Aya est un film rencontré par hasard. Je travaillais à l'époque sur un scénario qui devait se dérouler en Belgique, dans le monde des courses motocyclistes. Un film fait de feu, d'essence et de goudron. Un certain nombre de difficultés se sont présentées dans la réalisation de ce projet. Après échanges avec les producteurs, j'ai décidé de faire une pause. C'est à ce moment-là que je suis retourné sur le territoire qui m'avait toujours accueilli pour mes films précédents, celui de l'Afrique de l'Ouest. Le repérage se faisait en Côte d'Ivoire. Il a fallu que je tombe en panne devant l'embarcadère d'où partent les bateaux à destination de l'île de Lahou pour trouver le lieu du film. Il m'a semblé d'abord y trouver un paradis avant de découvrir un cimetière que les gens détruisent, avec des masses, pour exhumer les corps de leurs ancêtres et les sauver de la montée des eaux dévorant les tombes. Je décide alors à ce moment de ne pas partir plus loin. Il n'y aura pas non plus de retour en Belgique pour continuer le film en préparation. Je voulais rester là pour témoigner de ce que je voyais. 

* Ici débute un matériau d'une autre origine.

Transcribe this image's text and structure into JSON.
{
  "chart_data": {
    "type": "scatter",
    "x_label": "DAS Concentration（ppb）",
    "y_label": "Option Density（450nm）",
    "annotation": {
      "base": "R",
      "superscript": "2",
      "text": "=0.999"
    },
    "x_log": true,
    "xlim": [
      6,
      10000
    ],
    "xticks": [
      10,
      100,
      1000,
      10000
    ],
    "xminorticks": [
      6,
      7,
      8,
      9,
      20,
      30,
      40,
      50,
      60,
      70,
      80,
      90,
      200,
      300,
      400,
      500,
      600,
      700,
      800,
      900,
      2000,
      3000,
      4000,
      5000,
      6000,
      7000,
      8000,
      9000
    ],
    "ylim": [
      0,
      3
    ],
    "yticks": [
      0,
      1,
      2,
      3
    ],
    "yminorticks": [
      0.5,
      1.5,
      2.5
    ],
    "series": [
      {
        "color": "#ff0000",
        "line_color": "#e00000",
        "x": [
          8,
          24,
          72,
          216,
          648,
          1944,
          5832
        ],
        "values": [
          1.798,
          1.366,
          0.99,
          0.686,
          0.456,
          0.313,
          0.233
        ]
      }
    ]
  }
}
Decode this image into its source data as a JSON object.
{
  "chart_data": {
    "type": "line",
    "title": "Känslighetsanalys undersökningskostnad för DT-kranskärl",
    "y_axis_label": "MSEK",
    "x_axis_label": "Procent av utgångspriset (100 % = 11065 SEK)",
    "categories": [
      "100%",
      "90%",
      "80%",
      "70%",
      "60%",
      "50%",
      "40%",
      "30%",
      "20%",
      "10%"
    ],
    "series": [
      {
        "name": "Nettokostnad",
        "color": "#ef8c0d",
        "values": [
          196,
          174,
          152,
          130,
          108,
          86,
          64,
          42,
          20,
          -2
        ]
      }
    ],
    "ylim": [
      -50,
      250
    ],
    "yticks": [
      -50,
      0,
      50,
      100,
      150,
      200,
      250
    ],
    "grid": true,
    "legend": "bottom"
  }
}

Depuis 2013, vous avez réalisé quatre films se déroulant sur le continent africain, des courts et longs métrages. Deux au Burkina Faso avec les Dioulas et les Mossis, un avec les Peuls du Mali et maintenant les Avikans de Côte d'Ivoire. Comment avez-vous choisi ces sujets et à quel moment votre regard s'est-il tourné vers cette région ?

Mon premier voyage en Afrique de l'Ouest remonte à 2004. Le premier avec une caméra se situe en 2007. A votre question, j'ai l'habitude de répondre que c'est par amour pour cette région, les paysages et surtout les habitants que j'ai été amené à faire mes films là-bas et pas ailleurs, malgré plusieurs tentatives. Les personnes avec qui je fais des films sur ce territoire ne les font pas par superficialité ou simple désir d'être aimé, même si ce désir apparaît naturel et motive de nombreux artistes dans le processus de création. Il me semble qu'ils ont un besoin de représentation, qu'ils ne possèdent pas les outils qui sont les nôtres, ceux d'une société de l'image (réseaux sociaux, ...). Il n'y a par exemple pas de réseau d'électricité sur l'île de Lahou. C'est pourquoi je n'ai pas retrouvé ailleurs la façon dont ils s'emparent de ma présence et de celle de la caméra. C'est sûrement cela qui me retient et ramène là-bas. 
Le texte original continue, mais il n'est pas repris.